Approach

The only definitive treatment of cardiac myxoma is surgical removal. Surgery should be done as soon as possible. The timing of surgery is dictated by the general condition of the patient, associated medical conditions, and availability of an experienced surgeon. Prior to surgery, or in cases where surgery is not an option, any associated clinical conditions such as heart failure, arrhythmias, or embolic phenomena should be treated.

Treatment

Generally, after median sternotomies, the myxoma is surgically excised using cardiopulmonary bypass and cardioplegic arrest. The tumour is removed by either right or left atriotomy or combined atriotomy, depending on the site and extent of the tumour. The choice of technique also depends on associated conditions that need surgical intervention such as valve repair or replacement, and coronary artery bypass graft. Post-operatively, there is no definitive recommendation for anticoagulation if the myxoma is removed. However, post-operative aspirin or anticoagulation should be considered if an embolic event has occurred or if there are other indications for such therapy, though the evidence base for such an approach is lacking.

Medical therapy may be required for the treatment of associated conditions, which include arrhythmias, heart failure, and embolism.

  • Arrhythmias are treated with the appropriate anti-arrhythmic drug until surgery can be performed.

  • If there is any evidence of residual heart failure, then appropriate long-term therapies (e.g., beta-blockers, ACE inhibitors, and furosemide) may be needed in individual cases.

  • No guidelines or recommendations exist regarding treatment of embolic phenomena in cases of myxoma. The definitive treatment is surgical removal of the cardiac tumour.

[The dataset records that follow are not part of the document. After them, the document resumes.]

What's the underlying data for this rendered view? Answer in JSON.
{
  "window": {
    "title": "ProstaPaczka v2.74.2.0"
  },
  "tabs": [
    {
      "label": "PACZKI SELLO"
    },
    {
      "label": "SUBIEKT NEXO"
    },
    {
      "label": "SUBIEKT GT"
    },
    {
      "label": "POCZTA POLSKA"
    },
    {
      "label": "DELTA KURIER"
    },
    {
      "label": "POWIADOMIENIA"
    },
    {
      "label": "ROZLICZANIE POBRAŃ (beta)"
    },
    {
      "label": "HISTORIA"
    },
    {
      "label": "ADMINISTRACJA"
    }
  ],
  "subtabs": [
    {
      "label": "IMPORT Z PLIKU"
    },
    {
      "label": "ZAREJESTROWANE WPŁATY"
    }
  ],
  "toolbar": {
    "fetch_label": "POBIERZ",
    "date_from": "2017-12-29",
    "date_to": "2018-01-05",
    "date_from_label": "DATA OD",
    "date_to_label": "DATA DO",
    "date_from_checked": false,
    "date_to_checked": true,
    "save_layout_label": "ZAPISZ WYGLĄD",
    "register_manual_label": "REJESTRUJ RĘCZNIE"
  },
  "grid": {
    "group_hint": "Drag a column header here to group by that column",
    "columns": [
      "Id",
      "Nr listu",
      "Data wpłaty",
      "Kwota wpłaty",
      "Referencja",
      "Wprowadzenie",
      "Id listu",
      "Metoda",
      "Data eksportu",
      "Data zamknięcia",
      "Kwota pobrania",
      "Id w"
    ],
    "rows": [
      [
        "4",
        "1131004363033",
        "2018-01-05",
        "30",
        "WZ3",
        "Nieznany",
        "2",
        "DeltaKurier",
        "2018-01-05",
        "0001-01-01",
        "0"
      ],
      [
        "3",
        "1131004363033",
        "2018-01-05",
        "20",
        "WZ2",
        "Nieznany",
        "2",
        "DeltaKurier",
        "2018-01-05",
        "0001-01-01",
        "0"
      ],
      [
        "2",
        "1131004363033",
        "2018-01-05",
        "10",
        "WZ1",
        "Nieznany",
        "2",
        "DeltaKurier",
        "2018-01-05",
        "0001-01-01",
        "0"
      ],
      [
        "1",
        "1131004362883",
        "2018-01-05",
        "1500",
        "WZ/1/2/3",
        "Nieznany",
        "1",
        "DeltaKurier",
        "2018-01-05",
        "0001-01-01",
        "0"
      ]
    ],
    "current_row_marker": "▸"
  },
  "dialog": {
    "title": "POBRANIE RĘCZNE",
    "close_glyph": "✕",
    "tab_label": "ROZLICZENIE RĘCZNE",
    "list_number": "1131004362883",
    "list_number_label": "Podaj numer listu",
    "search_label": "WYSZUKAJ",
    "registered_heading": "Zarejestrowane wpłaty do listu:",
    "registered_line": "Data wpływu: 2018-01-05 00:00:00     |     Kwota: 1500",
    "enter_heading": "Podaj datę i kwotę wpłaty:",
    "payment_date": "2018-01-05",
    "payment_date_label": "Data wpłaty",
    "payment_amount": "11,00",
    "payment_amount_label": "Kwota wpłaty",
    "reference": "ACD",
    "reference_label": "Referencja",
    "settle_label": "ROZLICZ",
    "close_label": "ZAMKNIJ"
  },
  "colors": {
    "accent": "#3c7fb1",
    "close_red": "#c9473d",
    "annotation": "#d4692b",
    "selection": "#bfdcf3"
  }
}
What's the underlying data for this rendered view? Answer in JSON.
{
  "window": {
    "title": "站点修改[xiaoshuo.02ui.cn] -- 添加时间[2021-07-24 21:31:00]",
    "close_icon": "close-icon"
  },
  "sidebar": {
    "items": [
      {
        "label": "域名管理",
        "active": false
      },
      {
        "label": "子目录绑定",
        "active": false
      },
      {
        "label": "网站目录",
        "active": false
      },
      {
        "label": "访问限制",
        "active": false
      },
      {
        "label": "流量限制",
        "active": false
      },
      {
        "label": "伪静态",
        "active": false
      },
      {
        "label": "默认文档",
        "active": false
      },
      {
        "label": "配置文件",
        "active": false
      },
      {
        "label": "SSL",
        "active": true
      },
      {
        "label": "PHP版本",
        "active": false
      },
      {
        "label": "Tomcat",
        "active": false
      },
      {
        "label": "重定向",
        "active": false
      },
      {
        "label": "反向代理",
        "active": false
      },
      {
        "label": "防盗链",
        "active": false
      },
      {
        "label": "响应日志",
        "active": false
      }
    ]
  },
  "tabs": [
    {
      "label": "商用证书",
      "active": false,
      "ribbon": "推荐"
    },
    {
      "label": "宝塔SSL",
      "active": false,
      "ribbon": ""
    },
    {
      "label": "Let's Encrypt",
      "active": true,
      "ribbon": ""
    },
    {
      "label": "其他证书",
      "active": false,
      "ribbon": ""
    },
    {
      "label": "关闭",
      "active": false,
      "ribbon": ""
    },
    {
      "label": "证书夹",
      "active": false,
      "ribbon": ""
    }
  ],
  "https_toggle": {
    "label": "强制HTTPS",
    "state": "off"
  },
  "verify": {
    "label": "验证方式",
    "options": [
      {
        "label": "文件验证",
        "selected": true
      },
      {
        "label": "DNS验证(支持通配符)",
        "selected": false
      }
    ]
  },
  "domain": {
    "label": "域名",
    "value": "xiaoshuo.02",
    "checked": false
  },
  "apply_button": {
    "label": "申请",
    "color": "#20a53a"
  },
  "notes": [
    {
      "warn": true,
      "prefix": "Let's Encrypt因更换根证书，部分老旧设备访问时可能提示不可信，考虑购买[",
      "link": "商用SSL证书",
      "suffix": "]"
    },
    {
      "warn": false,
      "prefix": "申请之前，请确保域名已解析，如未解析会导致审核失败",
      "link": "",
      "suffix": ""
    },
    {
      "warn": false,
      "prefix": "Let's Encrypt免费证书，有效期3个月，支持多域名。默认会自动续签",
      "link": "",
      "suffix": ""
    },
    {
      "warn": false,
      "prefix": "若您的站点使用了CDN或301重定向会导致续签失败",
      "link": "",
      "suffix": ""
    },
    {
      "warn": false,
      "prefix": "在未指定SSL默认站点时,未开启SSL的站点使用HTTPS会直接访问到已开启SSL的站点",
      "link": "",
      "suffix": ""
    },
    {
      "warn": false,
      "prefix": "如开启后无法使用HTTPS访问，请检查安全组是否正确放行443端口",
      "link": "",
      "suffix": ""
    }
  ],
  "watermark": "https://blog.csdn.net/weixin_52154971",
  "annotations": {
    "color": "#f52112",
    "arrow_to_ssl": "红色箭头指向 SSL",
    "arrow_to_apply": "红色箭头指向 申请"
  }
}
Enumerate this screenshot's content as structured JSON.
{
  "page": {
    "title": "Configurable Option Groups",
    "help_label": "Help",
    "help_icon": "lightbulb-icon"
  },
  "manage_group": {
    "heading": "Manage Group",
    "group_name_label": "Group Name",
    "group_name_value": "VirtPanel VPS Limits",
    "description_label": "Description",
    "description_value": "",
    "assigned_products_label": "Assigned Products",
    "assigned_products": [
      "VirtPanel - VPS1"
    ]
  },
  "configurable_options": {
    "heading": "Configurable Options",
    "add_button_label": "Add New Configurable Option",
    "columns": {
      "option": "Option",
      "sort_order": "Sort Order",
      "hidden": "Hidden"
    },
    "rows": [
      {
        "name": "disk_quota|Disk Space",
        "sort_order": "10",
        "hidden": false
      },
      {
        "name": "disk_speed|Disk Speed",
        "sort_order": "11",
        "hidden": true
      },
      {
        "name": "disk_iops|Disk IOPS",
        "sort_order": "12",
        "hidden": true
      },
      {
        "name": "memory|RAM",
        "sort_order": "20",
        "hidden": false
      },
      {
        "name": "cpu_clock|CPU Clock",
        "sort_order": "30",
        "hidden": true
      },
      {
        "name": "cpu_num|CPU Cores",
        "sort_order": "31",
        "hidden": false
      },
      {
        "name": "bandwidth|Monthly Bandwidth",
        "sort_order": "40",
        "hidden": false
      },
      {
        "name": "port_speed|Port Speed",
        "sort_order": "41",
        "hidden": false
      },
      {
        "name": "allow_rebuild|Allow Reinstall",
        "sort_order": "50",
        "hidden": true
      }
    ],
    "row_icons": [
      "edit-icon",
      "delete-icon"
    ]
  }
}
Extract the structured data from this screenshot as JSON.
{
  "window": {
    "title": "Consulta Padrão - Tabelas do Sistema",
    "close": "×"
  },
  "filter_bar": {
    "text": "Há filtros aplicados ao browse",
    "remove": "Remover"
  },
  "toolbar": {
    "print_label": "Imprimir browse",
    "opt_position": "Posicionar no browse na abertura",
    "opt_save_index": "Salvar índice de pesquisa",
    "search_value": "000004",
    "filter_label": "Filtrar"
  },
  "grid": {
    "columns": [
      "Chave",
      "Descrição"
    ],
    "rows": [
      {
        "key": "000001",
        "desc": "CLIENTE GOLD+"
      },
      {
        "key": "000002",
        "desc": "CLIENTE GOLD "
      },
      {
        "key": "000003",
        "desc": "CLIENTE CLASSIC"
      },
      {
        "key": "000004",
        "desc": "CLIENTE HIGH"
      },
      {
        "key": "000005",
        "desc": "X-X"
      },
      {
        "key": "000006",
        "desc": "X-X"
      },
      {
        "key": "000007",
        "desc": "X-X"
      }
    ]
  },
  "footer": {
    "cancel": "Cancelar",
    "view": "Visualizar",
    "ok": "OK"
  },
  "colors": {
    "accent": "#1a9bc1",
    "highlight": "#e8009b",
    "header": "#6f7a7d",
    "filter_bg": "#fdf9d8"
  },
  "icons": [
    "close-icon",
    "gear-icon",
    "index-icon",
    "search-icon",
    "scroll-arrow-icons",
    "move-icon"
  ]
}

  • The treatment of embolic phenomena depends on the vascular territory involved. In cases where large vessels are involved, anticoagulation is started based on an initial diagnosis of vascular occlusion, but the definitive treatment is surgical removal of the myxomatous tissue.[12]

  • The occlusive mass, unlike acute coronary thrombosis, is not composed mainly of platelet-rich thrombus. Hence, both intracoronary thrombolysis and mechanical revascularisation may be unsuccessful in patients presenting with myocardial infarction due to cardiac myxoma.[13][14]

Patients who have extensive comorbidities with poor prognosis and who are unfit for cardiac surgery are treated conservatively, with medical therapy directed at these specific complications if they occur. The role of anticoagulation in these patients is not established and should be individualised.